她站起身,緩緩地走到花灑前扭開水龍頭,閉上眼睛,讓水流沖刷著自己的身體,試圖將那份疲勞和煩惱沖走。她狠狠擠出一大團沐浴露,抹在身上,用力搓洗著,像是要把剛才的記憶從皮膚上抹去,動作急促而用力。她低聲呢喃道:「洗掉吧,全部都洗掉吧……」可水流再怎麼沖刷,那份羞恥和悸動卻像是長在了心裡,怎麼也洗不乾淨。
她洗著洗著,動作慢了下來,手停在胸前,指尖觸碰到自己的乳頭時,她猛地一顫,像是被什麼刺中。關掉水龍頭後抓起毛巾對身體一陣胡亂擦拭,此刻全身彷彿被掏空般,拿起浴袍,裹住赤裸的身體,她深吸一口氣,推開浴室門,準備面對接下來的一切。
就在曉婷推開浴室門的那一刻,公寓的玄關處傳來一陣動靜——門鎖轉動的聲音,隨之是文謙熟悉的聲音從門外傳來:「曉婷我回來了!醬油買到了。」他的語氣輕鬆而愉快,帶著一絲滿足。曉婷聽到這聲音,心猛地一跳,迅速調整了一下浴袍的領口,確保自己看起來沒什麼異樣,然後勉強擠出一抹笑意,走出去迎接他。

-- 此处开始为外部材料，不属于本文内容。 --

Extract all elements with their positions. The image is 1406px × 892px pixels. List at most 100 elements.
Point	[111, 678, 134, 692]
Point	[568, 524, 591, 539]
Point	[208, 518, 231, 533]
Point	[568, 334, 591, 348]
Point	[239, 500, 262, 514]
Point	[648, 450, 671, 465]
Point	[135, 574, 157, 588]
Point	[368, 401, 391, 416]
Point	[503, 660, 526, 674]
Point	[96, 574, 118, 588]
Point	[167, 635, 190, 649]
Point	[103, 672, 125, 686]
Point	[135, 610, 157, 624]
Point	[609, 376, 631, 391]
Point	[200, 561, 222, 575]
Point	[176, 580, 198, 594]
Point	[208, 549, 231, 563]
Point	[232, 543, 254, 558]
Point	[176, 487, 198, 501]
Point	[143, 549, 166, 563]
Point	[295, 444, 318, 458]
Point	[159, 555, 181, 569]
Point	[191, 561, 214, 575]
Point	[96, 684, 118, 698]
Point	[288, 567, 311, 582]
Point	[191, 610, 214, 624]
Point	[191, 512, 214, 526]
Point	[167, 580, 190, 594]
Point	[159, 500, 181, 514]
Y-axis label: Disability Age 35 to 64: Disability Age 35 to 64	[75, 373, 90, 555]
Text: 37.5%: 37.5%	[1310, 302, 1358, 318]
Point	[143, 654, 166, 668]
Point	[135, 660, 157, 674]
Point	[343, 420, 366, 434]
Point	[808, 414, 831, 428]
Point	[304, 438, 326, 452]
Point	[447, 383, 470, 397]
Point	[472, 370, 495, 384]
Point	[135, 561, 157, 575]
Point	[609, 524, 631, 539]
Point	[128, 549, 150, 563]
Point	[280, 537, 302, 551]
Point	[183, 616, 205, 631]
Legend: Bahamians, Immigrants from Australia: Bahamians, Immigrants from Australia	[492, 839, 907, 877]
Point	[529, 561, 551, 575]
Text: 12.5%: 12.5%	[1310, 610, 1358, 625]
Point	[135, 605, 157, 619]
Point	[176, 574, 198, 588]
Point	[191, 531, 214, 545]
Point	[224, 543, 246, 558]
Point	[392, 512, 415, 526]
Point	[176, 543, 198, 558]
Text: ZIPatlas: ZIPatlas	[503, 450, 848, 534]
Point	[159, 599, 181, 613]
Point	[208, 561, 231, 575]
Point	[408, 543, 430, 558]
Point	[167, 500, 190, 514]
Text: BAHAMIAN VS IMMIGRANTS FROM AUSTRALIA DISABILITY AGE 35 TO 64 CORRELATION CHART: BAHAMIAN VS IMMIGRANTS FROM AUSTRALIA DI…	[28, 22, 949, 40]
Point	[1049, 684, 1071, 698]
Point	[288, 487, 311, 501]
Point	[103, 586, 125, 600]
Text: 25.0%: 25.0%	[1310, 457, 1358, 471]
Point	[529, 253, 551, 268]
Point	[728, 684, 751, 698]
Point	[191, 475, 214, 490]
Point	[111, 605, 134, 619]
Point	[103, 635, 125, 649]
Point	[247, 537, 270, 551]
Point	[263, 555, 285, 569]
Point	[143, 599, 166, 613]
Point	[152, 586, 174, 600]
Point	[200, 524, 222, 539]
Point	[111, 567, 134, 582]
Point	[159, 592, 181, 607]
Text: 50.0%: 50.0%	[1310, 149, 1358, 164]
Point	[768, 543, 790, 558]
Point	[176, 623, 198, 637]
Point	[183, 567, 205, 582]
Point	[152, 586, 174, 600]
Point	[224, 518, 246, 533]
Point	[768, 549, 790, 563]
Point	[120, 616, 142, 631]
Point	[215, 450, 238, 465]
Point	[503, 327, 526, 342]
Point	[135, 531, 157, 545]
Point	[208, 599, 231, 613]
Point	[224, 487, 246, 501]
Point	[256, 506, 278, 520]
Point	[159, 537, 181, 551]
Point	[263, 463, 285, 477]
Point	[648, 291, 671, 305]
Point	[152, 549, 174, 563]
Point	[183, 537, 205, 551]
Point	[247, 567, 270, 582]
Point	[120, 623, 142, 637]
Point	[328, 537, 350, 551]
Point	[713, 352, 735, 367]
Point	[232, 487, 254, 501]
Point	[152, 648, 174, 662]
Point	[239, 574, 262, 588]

她來到客廳時,文謙正在玄關換鞋。他的頭髮被外面的風吹得有些亂,額頭上還掛著幾滴細汗,顯然是跑著回來的。他抬起頭,看到曉婷,臉上立刻綻開一個溫暖的笑容:「洗完澡了?感覺怎麼樣?」他的眼神清澈而關切,讓曉婷的心微微一暖,可隨即又是一陣刺痛。她點了點頭,聲音低得幾乎聽不見:「挺好的,洗完舒服多了。」她的語氣勉強維持著平靜,可那抹笑意卻僵硬無比,嘴角微微發顫,彷彿隨時會崩塌。

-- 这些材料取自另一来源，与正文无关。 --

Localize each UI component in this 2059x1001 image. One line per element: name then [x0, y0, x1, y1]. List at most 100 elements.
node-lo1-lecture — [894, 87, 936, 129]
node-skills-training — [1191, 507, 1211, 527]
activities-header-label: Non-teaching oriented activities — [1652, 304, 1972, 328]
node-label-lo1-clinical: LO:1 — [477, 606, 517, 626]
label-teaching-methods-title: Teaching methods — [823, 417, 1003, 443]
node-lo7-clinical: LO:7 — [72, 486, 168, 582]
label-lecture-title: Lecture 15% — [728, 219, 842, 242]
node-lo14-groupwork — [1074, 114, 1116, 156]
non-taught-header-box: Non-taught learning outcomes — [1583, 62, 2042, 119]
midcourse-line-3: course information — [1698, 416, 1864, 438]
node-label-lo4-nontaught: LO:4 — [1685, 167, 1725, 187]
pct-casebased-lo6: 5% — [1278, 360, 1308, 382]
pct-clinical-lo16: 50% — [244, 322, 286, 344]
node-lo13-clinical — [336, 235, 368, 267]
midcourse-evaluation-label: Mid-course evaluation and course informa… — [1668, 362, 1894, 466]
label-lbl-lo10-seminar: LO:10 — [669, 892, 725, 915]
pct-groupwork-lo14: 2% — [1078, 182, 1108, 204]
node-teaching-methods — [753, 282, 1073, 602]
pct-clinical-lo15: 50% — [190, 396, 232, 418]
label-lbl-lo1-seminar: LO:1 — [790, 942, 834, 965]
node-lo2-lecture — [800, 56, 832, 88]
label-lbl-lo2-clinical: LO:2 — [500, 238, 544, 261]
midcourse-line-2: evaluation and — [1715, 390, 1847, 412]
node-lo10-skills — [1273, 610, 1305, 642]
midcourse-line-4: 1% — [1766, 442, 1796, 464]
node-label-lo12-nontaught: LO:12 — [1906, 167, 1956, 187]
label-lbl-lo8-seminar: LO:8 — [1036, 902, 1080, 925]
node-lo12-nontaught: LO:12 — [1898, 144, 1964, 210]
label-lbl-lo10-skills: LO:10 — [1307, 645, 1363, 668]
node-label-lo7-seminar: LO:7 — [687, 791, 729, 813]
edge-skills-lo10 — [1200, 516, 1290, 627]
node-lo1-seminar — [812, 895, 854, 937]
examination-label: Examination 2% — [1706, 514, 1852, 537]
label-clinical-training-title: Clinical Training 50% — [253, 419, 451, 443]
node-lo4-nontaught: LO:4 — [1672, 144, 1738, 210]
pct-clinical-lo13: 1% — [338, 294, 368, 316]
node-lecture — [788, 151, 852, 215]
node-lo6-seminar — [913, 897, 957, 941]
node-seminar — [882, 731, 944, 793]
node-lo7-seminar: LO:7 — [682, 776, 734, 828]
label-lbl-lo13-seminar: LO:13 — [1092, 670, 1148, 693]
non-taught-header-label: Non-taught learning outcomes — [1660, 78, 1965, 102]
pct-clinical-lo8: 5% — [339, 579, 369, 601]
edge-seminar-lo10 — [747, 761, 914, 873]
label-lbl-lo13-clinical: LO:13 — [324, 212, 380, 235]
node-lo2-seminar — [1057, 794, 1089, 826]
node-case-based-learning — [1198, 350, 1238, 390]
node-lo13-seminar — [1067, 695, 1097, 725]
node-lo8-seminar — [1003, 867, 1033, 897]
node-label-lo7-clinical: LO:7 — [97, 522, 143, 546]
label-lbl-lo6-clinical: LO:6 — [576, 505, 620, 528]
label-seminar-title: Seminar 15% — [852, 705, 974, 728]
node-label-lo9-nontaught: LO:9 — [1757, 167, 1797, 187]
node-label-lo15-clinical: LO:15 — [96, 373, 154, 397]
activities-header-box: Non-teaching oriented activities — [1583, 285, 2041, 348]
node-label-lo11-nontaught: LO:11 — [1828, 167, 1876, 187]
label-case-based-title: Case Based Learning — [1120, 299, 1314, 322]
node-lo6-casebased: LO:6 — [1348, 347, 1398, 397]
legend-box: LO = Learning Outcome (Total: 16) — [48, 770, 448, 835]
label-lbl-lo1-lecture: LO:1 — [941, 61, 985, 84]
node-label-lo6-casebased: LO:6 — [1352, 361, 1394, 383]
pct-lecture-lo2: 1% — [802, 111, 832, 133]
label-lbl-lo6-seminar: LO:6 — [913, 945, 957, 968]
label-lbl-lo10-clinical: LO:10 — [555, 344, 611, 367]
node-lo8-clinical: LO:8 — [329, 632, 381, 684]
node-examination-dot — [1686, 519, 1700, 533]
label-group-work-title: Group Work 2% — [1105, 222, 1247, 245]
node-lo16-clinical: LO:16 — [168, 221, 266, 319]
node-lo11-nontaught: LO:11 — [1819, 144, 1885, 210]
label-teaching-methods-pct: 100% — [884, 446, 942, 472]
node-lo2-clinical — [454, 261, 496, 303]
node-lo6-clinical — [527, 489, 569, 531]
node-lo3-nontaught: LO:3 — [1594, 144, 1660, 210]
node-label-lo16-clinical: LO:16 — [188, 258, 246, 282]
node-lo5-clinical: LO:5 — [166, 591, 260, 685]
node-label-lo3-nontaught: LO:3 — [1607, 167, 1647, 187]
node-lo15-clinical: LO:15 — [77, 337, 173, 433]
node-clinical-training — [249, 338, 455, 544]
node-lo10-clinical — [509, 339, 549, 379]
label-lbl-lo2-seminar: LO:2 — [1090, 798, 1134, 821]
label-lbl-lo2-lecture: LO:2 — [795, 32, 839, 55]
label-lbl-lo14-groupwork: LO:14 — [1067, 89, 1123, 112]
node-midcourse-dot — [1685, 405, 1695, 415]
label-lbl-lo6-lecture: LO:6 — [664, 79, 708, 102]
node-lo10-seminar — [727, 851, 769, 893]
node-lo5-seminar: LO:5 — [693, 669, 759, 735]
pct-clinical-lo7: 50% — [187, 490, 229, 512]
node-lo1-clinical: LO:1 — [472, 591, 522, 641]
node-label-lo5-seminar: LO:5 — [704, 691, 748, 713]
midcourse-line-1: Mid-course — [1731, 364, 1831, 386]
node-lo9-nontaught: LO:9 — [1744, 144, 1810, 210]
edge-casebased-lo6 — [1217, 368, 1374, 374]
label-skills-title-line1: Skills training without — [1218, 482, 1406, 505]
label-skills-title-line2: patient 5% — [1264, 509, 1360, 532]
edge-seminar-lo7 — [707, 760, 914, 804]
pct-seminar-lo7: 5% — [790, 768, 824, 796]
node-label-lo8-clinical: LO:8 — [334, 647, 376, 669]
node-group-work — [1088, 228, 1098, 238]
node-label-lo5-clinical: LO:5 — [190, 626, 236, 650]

文謙沒察覺到她的異樣,放下袋子,轉頭朝客廳喊道:「爸,您回來啦?剛才出去逛了逛,感覺城裡怎麼樣?」他的聲音裡滿是熱情,顯然對父親的來訪充滿期待。坐在沙發上的許大牛聽到這聲音,身體微微一僵,粗糙的大手不自覺地抓緊膝蓋。他抬起頭,勉強擠出一抹憨厚的笑,點了點頭說道:「嗯,剛回來。城裡挺熱鬧的,就是路多,差點迷了方向。」他的語氣粗獷而自然,帶著農村漢子特有的樸實,聽起來毫無破綻,可他的眼神卻不自覺地閃躲,低頭盯著自己的腳尖,像是怕被看出什麼。

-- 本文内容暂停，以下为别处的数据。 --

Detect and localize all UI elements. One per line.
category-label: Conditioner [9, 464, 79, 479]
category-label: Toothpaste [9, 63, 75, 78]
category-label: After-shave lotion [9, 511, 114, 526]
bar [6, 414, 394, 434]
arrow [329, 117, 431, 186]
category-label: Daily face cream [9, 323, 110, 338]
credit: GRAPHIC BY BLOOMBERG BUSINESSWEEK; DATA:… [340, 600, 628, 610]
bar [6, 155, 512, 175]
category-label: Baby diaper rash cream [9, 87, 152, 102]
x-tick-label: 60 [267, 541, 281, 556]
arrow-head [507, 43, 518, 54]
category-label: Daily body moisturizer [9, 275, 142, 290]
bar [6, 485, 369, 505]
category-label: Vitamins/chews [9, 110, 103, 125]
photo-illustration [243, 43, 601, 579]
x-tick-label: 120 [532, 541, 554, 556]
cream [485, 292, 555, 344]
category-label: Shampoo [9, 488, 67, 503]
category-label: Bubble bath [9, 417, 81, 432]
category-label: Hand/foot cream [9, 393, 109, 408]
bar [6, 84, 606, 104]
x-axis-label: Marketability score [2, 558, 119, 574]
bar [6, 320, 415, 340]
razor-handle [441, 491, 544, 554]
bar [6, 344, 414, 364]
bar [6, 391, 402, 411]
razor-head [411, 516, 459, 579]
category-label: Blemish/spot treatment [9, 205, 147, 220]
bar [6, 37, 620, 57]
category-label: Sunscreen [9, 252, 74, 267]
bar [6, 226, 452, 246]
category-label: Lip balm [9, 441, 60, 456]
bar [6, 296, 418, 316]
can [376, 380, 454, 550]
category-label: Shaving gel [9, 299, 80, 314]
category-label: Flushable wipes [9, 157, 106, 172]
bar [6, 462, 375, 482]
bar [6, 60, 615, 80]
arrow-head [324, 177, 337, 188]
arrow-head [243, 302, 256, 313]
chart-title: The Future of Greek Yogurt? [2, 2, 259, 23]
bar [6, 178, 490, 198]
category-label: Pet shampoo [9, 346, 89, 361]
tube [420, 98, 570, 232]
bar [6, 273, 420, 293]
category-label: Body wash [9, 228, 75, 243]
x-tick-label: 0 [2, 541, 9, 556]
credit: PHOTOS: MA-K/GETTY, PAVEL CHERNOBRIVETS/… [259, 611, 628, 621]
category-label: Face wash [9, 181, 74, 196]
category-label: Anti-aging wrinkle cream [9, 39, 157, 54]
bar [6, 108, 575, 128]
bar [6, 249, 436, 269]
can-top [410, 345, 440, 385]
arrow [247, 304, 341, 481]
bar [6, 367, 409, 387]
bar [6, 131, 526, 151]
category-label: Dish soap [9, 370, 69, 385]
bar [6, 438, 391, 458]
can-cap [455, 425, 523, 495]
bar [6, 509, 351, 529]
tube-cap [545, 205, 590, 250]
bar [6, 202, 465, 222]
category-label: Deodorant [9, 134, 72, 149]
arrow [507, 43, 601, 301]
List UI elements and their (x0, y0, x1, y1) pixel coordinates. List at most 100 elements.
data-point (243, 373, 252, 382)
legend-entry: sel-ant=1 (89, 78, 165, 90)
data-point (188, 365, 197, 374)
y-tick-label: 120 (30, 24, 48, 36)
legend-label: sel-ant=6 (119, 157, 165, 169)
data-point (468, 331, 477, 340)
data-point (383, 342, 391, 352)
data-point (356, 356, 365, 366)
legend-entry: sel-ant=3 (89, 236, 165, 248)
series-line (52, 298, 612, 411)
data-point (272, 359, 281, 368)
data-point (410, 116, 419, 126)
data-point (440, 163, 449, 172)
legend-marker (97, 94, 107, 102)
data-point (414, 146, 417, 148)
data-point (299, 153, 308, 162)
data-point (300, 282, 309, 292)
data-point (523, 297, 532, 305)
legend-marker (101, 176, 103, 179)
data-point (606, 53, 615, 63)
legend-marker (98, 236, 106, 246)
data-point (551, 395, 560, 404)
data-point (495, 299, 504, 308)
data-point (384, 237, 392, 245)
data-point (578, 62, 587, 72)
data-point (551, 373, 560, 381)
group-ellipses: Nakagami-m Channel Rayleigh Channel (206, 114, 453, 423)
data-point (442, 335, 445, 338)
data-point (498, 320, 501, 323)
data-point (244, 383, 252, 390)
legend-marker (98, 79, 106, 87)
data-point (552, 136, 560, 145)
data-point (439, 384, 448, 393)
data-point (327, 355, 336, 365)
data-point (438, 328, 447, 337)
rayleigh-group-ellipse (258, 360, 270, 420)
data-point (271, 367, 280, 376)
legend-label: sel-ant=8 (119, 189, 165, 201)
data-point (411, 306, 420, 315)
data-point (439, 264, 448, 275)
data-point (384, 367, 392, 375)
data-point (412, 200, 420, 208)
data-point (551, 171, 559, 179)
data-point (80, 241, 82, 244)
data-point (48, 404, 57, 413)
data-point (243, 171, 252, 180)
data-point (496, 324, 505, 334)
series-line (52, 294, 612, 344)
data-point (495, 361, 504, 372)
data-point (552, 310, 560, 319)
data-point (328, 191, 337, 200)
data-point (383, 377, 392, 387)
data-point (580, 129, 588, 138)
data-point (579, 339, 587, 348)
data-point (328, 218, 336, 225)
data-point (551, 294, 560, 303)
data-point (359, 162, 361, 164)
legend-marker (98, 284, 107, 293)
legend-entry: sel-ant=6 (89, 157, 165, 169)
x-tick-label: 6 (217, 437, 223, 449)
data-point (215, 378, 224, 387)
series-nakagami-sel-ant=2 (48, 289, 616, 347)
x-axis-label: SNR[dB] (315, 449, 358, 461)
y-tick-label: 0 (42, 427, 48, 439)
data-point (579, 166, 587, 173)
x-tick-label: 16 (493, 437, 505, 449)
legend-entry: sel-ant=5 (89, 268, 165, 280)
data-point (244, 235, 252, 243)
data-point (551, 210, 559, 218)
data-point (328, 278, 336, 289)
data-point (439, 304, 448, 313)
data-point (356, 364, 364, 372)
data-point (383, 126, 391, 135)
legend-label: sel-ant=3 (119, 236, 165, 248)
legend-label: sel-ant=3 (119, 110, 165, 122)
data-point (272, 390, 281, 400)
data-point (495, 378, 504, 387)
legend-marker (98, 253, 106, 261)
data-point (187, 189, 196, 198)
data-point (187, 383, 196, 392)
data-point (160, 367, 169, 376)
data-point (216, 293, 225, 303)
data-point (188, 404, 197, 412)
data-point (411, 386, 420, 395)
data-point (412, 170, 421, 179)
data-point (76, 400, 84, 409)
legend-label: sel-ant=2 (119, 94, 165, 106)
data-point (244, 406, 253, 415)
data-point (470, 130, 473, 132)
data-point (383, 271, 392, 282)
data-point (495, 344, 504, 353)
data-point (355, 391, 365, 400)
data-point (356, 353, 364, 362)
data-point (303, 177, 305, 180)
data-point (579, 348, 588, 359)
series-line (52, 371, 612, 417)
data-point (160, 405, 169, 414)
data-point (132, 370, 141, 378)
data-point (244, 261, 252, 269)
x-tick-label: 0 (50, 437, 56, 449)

曉婷站在一旁,聽著大牛的回答,心裡暗暗鬆了一口氣。她知道叔叔在努力配合她,裝作什麼都沒發生過。她轉頭看向文謙,輕聲說道:「我先去換個衣服,馬上就來幫你下廚。」不等文謙回應,她便快步走進臥室,關上門,整個人大口喘著氣,此刻她的的心跳依然很快,胸膛劇烈起伏著,浴袍下的皮膚還帶著洗澡後的溫熱,可她的手卻冰涼得像浸在冷水裡。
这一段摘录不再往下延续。